Clinical signs or elevated

serum aminotransferases may va

Clinical signs or elevated

serum aminotransferases may vary over time or may be absent in patients with advanced cirrhosis.2, 4 Ultrasound (US) is widely used5-8 but may not distinguish liver fibrosis from steatosis.8 Although these tests are widely employed in CFLD evaluation, their value in predicting significant liver disease has not been determined to date by a prospective study. Liver biopsy is not widely used and has not been systematically evaluated in this clinical Proteasome inhibitor context.

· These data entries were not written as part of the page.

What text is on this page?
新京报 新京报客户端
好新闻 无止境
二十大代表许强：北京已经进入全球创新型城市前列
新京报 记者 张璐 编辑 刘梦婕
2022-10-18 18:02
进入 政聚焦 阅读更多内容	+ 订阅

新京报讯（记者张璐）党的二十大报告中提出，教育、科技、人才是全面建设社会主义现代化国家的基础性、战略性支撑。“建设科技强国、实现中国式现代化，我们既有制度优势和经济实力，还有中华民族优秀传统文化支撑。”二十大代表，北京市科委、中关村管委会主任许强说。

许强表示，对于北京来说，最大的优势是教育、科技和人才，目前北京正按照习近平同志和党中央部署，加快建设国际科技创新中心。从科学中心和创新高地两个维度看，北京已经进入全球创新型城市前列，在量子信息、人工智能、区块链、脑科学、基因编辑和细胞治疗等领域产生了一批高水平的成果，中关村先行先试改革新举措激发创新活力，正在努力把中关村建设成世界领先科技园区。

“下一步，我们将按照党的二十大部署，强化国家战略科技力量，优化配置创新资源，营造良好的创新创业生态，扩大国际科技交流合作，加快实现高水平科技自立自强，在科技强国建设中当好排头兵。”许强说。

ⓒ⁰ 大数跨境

There are perceived but poorly tested issues of sampling error in CFLD, and only limited studies have included histology in diagnosis, management, or the study of putative therapies.8-10 However, liver pathology is being characterized in CFLD, and the importance of hepatic fibrogenesis is generating interest in the role of liver biopsy in clinical

practice. The CF transmembrane regulator protein is expressed in the cholangiocyte.11 Altered biliary transport12 appears to lead to focal obstruction of bile flow, retention of toxic bile acids,13 up-regulation of key chemokines,13 selleck chemical induction of hepatic stellate cell chemotaxis and proliferation, and peribiliary fibrogenesis,13, 14 which is the key event leading to the pathognomonic focal biliary fibrosis Rho of CFLD.14 Some but not all cases progress to multilobular biliary cirrhosis via bile duct and hepatocyte injury and active fibrogenesis along the expanding

scar interface13, 14; this is reflected also by the appearance of potential biomarkers in the serum.12, 13, 15, 16 Recent studies have suggested that the Z allele of the serpin peptidase inhibitor clade A member 1 gene is a risk factor for cirrhosis in CF, although the role of this and other potential genetic modifiers in CFLD requires further mechanistic evaluation.17 Here we evaluate dual-pass liver biopsy and the commonly used clinical tools available to clinicians when they are confronted with a patient with suspected CFLD. We look at the ability of the latter to predict hepatobiliary fibrosis on biopsy, and we compare the value of biopsy to the value of clinical modalities currently used to predict adverse outcomes (i.e., PHT and/or liver failure) and mortality over prolonged clinical follow-up (up to 12 years). We hypothesized that hepatic fibrosis on biopsy best predicts clinically significant CFLD and that the evaluation of dual-pass liver biopsy pairs improves diagnostic accuracy.